Shocklee and Chuck D deejayed on the party circuit, appeared at local clubs and concocted a local video rap show. When they cut their first single, Public Enemy No. 1, in early 1987, their sound was already incendiary. Their first album, Yo! Bum Rush the Show, sold 400,000 copies later that same year without benefit of airplay. Each succeeding record displayed new fire and fresh momentum, culminating in Fight the Power, which soared up the singles charts in the summer of 1989 and became the signature song in Do the Right Thing.

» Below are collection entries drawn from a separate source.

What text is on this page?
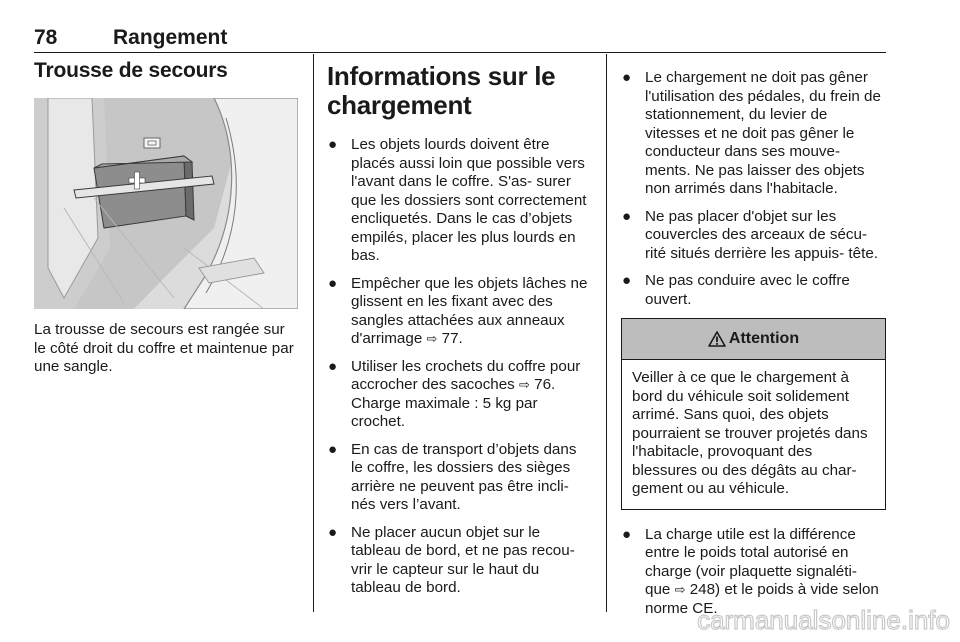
78	Rangement
Trousse de secours
La trousse de secours est rangée sur le côté droit du coffre et maintenue par une sangle.
Informations sur le chargement
● Les objets lourds doivent être placés aussi loin que possible vers l'avant dans le coffre. S'as- surer que les dossiers sont correctement encliquetés. Dans le cas d’objets empilés, placer les plus lourds en bas.
● Empêcher que les objets lâches ne glissent en les fixant avec des sangles attachées aux anneaux d'arrimage ⇨ 77.
● Utiliser les crochets du coffre pour accrocher des sacoches ⇨ 76. Charge maximale : 5 kg par crochet.
● En cas de transport d’objets dans le coffre, les dossiers des sièges arrière ne peuvent pas être incli- nés vers l’avant.
● Ne placer aucun objet sur le tableau de bord, et ne pas recou- vrir le capteur sur le haut du tableau de bord.
● Le chargement ne doit pas gêner l'utilisation des pédales, du frein de stationnement, du levier de vitesses et ne doit pas gêner le conducteur dans ses mouve- ments. Ne pas laisser des objets non arrimés dans l'habitacle.
● Ne pas placer d'objet sur les couvercles des arceaux de sécu- rité situés derrière les appuis- tête.
● Ne pas conduire avec le coffre ouvert.
Attention
Veiller à ce que le chargement à bord du véhicule soit solidement arrimé. Sans quoi, des objets pourraient se trouver projetés dans l'habitacle, provoquant des blessures ou des dégâts au char- gement ou au véhicule.
● La charge utile est la différence entre le poids total autorisé en charge (voir plaquette signaléti- que ⇨ 248) et le poids à vide selon norme CE.
carmanualsonline.info
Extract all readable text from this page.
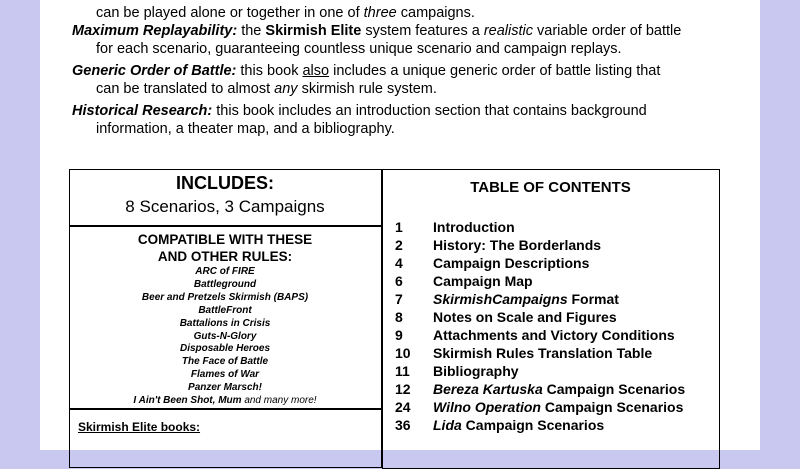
can be played alone or together in one of three campaigns.
Maximum Replayability: the Skirmish Elite system features a realistic variable order of battle
for each scenario, guaranteeing countless unique scenario and campaign replays.
Generic Order of Battle: this book also includes a unique generic order of battle listing that
can be translated to almost any skirmish rule system.
Historical Research: this book includes an introduction section that contains background
information, a theater map, and a bibliography.
INCLUDES:
8 Scenarios, 3 Campaigns
COMPATIBLE WITH THESE
AND OTHER RULES:
ARC of FIRE
Battleground
Beer and Pretzels Skirmish (BAPS)
BattleFront
Battalions in Crisis
Guts-N-Glory
Disposable Heroes
The Face of Battle
Flames of War
Panzer Marsch!
I Ain't Been Shot, Mum and many more!
Skirmish Elite books:
TABLE OF CONTENTS
1 Introduction
2 History: The Borderlands
4 Campaign Descriptions
6 Campaign Map
7 SkirmishCampaigns Format
8 Notes on Scale and Figures
9 Attachments and Victory Conditions
10 Skirmish Rules Translation Table
11 Bibliography
12 Bereza Kartuska Campaign Scenarios
24 Wilno Operation Campaign Scenarios
36 Lida Campaign Scenarios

That was also when Public Enemy got burned by its own flame. A nonperforming member of the band, Professor Griff, used a newspaper interview to vent some unsavory racial theories (among them: that Jews are responsible for "the majority of wickedness that goes on across the globe"), which caused enough criticism for Chuck D to fire Professor Griff and disband the group. The Professor, Chuck D remarked later, "almost burned down the house." When the group re-formed two months later, its leader was careful to say, "We are not anti-Jewish. We are not anti-anyone. We are pro-black, pro-black culture and pro-human race."

That stance is clear from even a cursory listen to Apocalypse, a record with enough power of persuasion and electronic concussion to set the bluesiest soul rapping. "If there's an overall message," Chuck D says, "it's the destruction of the evil forces within the black community. The time to face them is now." Face up and dance.